EXTREME TOLERANCE IN THE EUTARDIGRADE SPECIES HYPSIBIUS DUJARDINI

Abstract

Tardigrades are microscopic animals that can survive exposure to multiple extreme conditions. This remarkable ability makes them suitable laboratory model organisms for conducting biological to astrobiological research. Whereas tardigrade extreme-tolerance research has been focused predominantly on their ability to endure extreme desiccation, responses to other extraordinary conditions (i.e. hypergravity, pH, radiation and low temperature) remain un-described. These extreme tolerance research areas, in addition to life history traits, were documented in our studies on the eutardigrade species Hypsibius dujardini. We found that specimens tolerated extreme g-equivalent forces (i.e., 16060g) and radiation levels (i.e. 5 kGy), with decreased survivorship at increased accelerations and radiation doses. Radiation induced bystander effects (RIBEs) manifested as a threshold response, with the threshold value between 3 and 5 kGy. Extreme acidic (pH 1 and 2) and alkaline (pH 11 to 14) conditions caused death instantaneously, while exposures to pH 4, 6, 8, 9, and 10 were tolerated.
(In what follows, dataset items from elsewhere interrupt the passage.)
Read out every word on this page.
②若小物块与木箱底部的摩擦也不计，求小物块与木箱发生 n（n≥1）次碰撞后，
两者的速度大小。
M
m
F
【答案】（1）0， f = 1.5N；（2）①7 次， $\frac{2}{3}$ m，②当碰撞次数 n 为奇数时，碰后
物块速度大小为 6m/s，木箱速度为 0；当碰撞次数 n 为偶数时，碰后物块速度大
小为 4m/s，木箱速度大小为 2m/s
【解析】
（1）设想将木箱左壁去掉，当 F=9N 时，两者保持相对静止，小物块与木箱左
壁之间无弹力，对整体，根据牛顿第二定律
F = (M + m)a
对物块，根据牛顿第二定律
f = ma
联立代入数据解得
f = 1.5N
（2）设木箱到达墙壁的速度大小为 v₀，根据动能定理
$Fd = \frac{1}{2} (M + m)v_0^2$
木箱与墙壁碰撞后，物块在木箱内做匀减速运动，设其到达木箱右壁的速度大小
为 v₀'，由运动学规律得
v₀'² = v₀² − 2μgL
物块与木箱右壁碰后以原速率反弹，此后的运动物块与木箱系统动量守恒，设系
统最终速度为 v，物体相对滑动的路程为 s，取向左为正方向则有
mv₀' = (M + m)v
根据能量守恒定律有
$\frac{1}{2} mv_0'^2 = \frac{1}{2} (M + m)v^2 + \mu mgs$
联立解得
Tardigrade eggs reared at 0 °C for 4 days developed relatively slowly, diminishing their biological age relative to their chronological age. Extending cold exposure (0 °C) time (days = 10, 20 and 40) decreased incubation time (days = 3, 2 and 1, respectively) at 22 °C; lengthening cold exposure time led to decreased growth in juveniles and lowered survivorship in adults, suggesting that costs are associated with increasing incubation time at 0 °C. Tolerance to hypergravity, large radiation doses and a wide-range in pH conditions support the notion that tardigrades are suitable organisms for astrobiological research, particularly in exploring parameters associated with potential transfer and habitability in extreme environments. RIBEs in adult tardigrades and the ability for tardigrade embryos to alter their ‘biological clocks’ based on exposed cold temperature duration have applications in biological research. Characterizing molecules involved in bystander signaling and response and biological clock adjustments during development could have important implications for improving biological practices such as radiotherapy and cryopreservation.